Applications pratiques

« L’une des implications pratiques importantes de cette étude est qu’il faut s’attendre à une interaction hautement concurrentielle lorsque des négociateurs bercés par les cultures de la face ou de l’honneur sont assis à la table des négociations, du moins quand il s’agit de s’accorder sur les modalités d’une nouvelle relation commerciale. Les négociateurs peuvent ainsi cibler leur approche et l’orientation de leur stratégie en prévision des comportements concurrentiels qu’ils risquent de rencontrer. Ils peuvent par exemple prendre plus de temps pour développer une relation de confiance avec leur homologue issu d’une culture de la face ou de l’honneur avant de commencer à discuter de la structure de la nouvelle relation à mettre en place ».

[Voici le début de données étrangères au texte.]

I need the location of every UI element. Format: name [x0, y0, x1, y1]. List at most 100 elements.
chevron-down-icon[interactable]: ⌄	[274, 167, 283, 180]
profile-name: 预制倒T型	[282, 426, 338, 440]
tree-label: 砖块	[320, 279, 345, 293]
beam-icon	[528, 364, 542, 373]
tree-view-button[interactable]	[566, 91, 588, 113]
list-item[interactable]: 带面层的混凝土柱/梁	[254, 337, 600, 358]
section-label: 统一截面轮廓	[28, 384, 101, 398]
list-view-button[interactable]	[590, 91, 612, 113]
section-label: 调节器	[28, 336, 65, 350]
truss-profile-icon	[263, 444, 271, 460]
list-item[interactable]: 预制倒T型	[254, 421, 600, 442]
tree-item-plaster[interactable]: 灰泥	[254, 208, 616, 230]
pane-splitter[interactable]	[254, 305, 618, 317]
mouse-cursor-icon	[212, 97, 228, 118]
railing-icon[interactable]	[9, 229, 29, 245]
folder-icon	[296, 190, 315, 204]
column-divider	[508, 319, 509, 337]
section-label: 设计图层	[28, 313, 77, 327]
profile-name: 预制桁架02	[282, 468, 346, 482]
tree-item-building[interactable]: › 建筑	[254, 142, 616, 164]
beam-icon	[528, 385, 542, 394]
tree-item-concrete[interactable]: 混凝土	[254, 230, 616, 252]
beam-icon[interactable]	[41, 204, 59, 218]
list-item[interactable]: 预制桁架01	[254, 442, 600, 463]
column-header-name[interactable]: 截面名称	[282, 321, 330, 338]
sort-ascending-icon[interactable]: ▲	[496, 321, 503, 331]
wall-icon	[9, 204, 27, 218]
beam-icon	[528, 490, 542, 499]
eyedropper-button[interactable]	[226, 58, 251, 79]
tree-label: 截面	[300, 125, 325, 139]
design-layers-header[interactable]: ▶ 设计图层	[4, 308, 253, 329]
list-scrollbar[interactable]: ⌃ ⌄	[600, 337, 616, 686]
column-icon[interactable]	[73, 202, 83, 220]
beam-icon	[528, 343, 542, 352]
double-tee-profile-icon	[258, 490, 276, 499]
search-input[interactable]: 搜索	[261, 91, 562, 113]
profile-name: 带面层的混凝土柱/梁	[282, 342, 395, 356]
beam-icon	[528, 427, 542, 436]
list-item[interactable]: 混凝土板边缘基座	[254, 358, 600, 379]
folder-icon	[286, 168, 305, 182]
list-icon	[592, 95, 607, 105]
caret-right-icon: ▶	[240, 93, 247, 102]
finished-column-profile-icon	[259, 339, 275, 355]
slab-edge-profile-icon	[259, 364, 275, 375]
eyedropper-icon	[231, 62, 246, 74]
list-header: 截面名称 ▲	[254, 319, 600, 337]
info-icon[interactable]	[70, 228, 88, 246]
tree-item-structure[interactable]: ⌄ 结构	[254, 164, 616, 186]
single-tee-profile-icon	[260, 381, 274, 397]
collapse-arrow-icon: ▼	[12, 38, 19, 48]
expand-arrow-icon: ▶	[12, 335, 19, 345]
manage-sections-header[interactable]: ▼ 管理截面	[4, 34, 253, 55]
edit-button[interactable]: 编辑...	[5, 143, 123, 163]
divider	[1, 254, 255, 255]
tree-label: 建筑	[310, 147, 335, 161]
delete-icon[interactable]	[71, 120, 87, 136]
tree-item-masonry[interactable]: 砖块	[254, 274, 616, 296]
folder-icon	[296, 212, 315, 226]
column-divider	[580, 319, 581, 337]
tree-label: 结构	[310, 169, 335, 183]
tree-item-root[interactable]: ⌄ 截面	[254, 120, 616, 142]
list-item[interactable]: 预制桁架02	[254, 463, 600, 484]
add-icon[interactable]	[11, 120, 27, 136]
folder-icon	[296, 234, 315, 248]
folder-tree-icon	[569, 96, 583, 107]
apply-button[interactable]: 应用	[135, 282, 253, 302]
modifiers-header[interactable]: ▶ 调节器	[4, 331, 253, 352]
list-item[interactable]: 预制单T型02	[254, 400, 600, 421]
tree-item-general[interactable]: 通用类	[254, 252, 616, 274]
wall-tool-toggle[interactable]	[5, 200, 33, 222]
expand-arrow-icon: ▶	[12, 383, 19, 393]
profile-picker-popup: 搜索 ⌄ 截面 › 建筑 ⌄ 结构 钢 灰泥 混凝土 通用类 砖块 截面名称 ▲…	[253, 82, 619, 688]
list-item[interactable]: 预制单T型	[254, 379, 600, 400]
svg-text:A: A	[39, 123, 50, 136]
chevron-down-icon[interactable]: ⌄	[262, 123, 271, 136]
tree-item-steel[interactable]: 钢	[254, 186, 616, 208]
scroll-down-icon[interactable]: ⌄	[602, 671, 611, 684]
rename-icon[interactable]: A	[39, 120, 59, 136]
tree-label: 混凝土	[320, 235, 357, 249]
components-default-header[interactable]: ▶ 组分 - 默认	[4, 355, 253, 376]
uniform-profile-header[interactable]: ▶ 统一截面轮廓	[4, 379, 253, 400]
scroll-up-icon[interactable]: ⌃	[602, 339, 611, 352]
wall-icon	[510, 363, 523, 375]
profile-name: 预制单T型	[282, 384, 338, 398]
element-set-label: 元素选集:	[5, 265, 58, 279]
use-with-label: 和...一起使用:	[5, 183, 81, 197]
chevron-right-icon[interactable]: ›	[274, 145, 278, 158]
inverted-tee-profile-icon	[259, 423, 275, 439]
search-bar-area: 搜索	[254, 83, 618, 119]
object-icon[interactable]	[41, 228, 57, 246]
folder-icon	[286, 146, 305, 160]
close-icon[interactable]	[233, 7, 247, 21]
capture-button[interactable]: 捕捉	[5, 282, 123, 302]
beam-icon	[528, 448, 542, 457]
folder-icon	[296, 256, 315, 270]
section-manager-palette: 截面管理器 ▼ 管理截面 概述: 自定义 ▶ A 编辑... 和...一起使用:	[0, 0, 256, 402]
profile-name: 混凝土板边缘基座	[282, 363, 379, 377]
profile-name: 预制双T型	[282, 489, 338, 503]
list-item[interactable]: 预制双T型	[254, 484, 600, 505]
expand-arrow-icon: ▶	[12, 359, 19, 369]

Jimena Ramirez-Marin souligne en effet qu’il est important de trouver les moyens de contenir le degré de mise en concurrence dans les négociations impliquant des acteurs issus des cultures de la face et de l’honneur. Les conclusions de leur étude, et d’autres travaux de recherche, peuvent aider à orienter les stratégies que les négociateurs ont intérêt à adopter à travers le monde. « Une autre étude*  a révélé que les négociateurs imprégnés d’une culture de l’honneur étaient dans les faits plus généreux que ceux issus d’une culture de la dignité lorsqu’ils ne se sentaient pas menacés, précise-t-elle. En continuant à étudier comment les normes culturelles façonnent les comportements de négociation, nous pouvons mieux identifier les facteurs qui amélioreront les résultats. Les négociateurs peuvent exploiter les conclusions des études comme la nôtre pour éclairer les stratégies qu’ils adoptent dans les négociations, et ainsi créer plus de valeur et construire des relations plus stratégiques et efficaces sur le long terme ».


*« The Good News about Honor Culture: The Preference for Cooperative Conflict Management in the Absence of Insults », par Fieke Harinck, Saïd Shafa, Naomi Ellemers et Bianca Beersma (Negotiation and Conflict Management Research, vol. 6, n°2, mai 2013).